All the clinic’s policy-directed projects share a common goal: to help Mississippi’s legal system at its roots. Hensley is driven as much by teaching and policy work as she is by helping people who are in desperate legal situations.
“Helping an individual deal with an eviction helps that person, but helps them in a way that is almost a Band-Aid,” she said. “It’s covering a wound, coming in after the injury and trying to make it better than it otherwise would be. But when you’re doing the policy work and working with the students, you’re doing preventative medicine.
“I’m very driven to get to the root causes and also to reach students so that they, too, realize that being a lawyer is about supporting your community and supporting your state, to deal with these problems on the front end. As a law school, we have a duty to train our students to think of these as systemic issues and not just issues that plague certain people, but often arise in the challenges of our state.”
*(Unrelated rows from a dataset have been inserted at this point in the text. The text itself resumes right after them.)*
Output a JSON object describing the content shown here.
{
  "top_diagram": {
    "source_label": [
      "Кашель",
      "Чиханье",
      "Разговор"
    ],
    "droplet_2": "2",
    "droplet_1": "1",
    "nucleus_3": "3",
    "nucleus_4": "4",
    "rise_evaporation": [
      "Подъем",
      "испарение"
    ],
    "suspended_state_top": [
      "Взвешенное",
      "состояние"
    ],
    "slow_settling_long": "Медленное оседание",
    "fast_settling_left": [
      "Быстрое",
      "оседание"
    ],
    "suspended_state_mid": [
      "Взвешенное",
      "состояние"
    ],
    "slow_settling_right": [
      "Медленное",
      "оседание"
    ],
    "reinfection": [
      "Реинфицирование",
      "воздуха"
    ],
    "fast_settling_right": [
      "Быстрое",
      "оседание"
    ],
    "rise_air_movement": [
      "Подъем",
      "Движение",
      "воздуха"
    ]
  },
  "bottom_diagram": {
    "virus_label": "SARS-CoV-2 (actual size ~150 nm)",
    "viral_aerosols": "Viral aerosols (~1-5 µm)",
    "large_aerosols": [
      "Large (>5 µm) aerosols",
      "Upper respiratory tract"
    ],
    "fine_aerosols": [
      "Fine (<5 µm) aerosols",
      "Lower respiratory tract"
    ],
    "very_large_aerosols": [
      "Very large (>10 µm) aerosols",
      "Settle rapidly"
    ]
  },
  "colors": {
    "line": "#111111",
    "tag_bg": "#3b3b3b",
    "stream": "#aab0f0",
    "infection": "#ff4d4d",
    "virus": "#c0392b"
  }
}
Hensley’s students have taken those experiences to heart. Emily Ratliff, a 2010 law school graduate, spent three semesters working with the Child Advocacy Clinic and continued to volunteer on some projects after graduation. A practitioner in disability law, Ratliff credits her time in the clinic with giving her practical work experience as well as forming a broader understanding of the responsibilities of serving in the legal profession.
“I learned so much about the struggles low-income Mississippians face due to their limited access to legal services,” Ratliff said. “My time in the Child Advocacy Clinic not only taught me legal advocacy skills, but also the role compassion has to play in being a good advocate.”